The share prices of both TGK-4 and TGK-2 have plummeted since July. The buyout offers were backed by financial guarantees from Sberbank for TGK-2 and Rosbank for OGK-4.

The two companies’ minority shareholders — mostly foreign portfolio investors — wrote an open letter to President Dmitry Medvedev last month asking that he help resolve the disputes.

“We urge you to take immediate action to protect the integrity of the Russian market and the Russian legal system and correct this scandalous corporate government abuse,” the shareholders wrote.

The Kremlin has yet to reply, said signatory Alexander Branis, head of Prosperity Capital Management, an investment fund that holds stakes in both TGK-2 and TGK-4.

“We think Prokhorov and Lebedev are only finding pretexts not to pay for the offers,” Branis said.

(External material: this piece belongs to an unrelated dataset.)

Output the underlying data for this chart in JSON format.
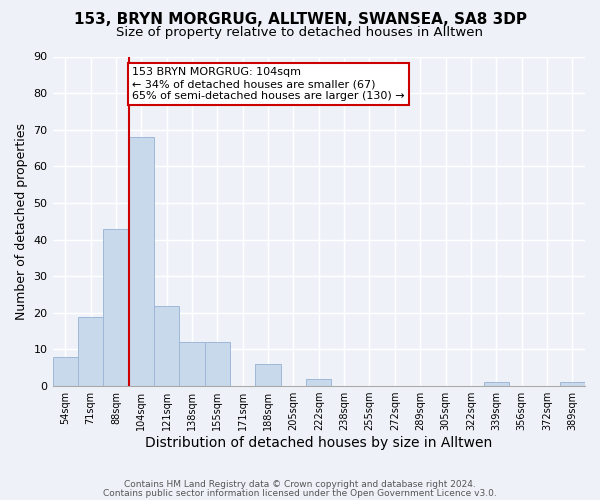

Branis said he believed that Sberbank and Rosbank would pay for the shares of both companies’ minority shareholders by the end of the year. “The banks will then have to deal with Prokhorov and Lebedev to get their money back,” he said.

The Moscow Arbitration Court, however, ruled last week that Rosbank should not pay the minority shareholders of TGK-4. The lawsuit, filed by Prokhorov, challenged whether he had to go through with the buyout offer. Spokespeople at the court and Rosbank declined to elaborate on the ruling.

Onexim spokesman Igor Petrov said the company was discussing its next move.

Prokhorov wrote on Onexim’s corporate blog that the shareholders’ public outcry “was caused by their desire to withdraw their money from Russia as soon as possible.”

Branis insisted that he still believed in the attractiveness of the electricity sector. “Russian electricity companies’ capitalization is less than what the firms have on their balance sheets, and the demand for electricity will always be there, so from our viewpoint the electricity industry is a very attractive sector,” he said.

Anatoly Chubais, the former UES chief and architect of the sector’s privatization, has thrown his support behind the minority shareholders. “I’m not happy about the position of Sintez and Onexim,” Chubais told Bloomberg at a gathering of industry leaders in Cannes earlier this month. “If you don’t treat minority shareholders well, you risk losing your reputation. Even in times of crisis, you should keep this in mind.”

Sintez spokesman Alexander Levin said the company was acting within the law.

If there is a silver lining to the crisis, it might be that it has united foreign and domestic electricity investors, said Fache of Enel. “We are facing a choice — either leave the boat or get together,” he said. “The only solution is to join forces.”